Roopangi Kadakia joins the Veterans Affairs Department as its new chief information security officer after spending the last five years at NASA.
The Veterans Affairs Department is bringing in a veteran of the federal IT community to be its new chief information security officer.
LaVerne Council, VA’s assistant secretary for Information and Technology and chief information officer, announced July 19 that Roopangi Kadakia would take over as CISO as of July 24.
“Ms. Kadakia comes to us with a broad background spanning information management, governance and security operations — both in the federal government as well as private industry,” Council wrote in an email to staff, which Federal News Radio obtained. “She joins us from the [National Aeronautics and Space Administration], where she serves as the program executive for security operations, Web services and information management, and where she orchestrated the transfer of more than 160 systems into the cloud, one of the federal government’s largest cloud deployments to-date. Prior to NASA, she held multiple roles as CISO for both International Finance Corporation (IFC) and the Department of Homeland Security’s Science and Technology organization.”
Kadakia has worked at NASA for the past five years, and she also has worked for the Peace Corps and the General Services Administration.

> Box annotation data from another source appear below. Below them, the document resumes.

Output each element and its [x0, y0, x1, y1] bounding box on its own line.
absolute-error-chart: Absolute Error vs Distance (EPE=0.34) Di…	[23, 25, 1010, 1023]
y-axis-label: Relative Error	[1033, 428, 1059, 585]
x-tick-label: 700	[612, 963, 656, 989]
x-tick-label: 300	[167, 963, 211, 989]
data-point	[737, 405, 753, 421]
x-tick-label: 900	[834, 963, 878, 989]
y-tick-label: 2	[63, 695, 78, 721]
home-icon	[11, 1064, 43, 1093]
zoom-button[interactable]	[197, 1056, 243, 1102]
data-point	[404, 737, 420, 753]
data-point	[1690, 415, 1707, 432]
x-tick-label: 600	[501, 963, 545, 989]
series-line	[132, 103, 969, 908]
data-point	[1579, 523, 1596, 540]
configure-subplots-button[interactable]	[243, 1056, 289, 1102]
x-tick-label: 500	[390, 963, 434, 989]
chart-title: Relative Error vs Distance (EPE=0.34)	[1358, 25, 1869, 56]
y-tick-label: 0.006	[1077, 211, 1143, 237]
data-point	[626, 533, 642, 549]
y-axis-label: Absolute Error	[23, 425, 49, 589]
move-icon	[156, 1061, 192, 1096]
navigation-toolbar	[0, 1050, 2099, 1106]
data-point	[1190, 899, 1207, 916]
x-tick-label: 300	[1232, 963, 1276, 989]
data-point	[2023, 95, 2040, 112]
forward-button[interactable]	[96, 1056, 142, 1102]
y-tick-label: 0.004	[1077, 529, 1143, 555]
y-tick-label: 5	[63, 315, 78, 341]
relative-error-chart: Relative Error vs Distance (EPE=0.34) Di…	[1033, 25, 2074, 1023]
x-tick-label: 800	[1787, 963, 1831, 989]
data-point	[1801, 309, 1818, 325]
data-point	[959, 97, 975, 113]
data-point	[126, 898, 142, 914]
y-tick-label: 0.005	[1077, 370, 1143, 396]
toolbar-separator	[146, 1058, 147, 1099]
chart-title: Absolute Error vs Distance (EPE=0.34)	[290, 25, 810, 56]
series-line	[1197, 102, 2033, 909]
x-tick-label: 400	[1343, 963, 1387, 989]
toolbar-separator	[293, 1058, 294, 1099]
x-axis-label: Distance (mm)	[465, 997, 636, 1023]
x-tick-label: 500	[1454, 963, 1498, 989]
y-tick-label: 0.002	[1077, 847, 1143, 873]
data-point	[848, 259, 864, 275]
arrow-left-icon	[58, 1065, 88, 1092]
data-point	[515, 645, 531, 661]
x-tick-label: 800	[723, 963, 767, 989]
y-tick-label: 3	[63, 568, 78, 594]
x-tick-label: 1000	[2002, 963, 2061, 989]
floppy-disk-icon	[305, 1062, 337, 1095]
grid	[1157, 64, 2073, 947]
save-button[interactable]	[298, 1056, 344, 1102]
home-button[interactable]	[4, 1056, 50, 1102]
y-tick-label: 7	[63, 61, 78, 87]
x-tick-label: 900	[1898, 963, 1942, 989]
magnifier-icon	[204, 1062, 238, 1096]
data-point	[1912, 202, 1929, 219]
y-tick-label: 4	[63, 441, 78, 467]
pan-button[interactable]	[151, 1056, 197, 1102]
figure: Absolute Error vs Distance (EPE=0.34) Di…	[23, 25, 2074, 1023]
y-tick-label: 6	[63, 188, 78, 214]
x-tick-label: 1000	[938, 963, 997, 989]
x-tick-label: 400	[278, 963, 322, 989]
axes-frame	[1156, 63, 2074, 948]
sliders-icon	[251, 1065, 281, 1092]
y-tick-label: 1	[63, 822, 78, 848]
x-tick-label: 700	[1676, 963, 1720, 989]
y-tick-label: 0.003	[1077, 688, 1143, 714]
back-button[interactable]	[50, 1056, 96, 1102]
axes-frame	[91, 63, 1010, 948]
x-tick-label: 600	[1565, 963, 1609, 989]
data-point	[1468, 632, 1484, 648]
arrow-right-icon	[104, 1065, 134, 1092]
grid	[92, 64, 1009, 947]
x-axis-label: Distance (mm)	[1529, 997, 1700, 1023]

“As we prepare for our next sprint toward our transformation goals, Ms. Kadakia’s unique experience will help us eliminate IT as a material weakness for VA, safeguard our employees’ and Veterans’ data, move some of our own systems to the cloud, and strengthen security and oversight of our IT assets, systems, and applications, all while ensuring all employees have the privileges and resources they need to perform their jobs,” Council wrote.
She replaces Brian Burns, who left the CISO role in April and eventually left VA in June.
Ron Thompson, the principal deputy assistant secretary and deputy CIO, had been the acting CISO since April.
Kadakia will be VA’s fifth permanent or acting CISO in less than a year. Prior to Burns, Stan Lowe served as CISO and retired in August. Additionally, VA brought in Dan Galick to serve in an executive cyber role. He also was acting CISO for four months in late 2015.
As the new CISO, Kadakia has her work cut out to help remediate long-standing cyber challenges across VA.
She will pick up on the efforts started by Council in October when she created a new cyber strategy to begin addressing these problems. In February, Council said she plans to eliminate all cyber material weaknesses by 2017.
A recent mid-year report from VA’s OI&T said the agency is making progress. Council said VA has mitigated 21 million critical and high-security vulnerabilities, reduced the use of prohibited software on VA’s network by 90 percent and reduced the number of employees with privileged network access by 95 percent.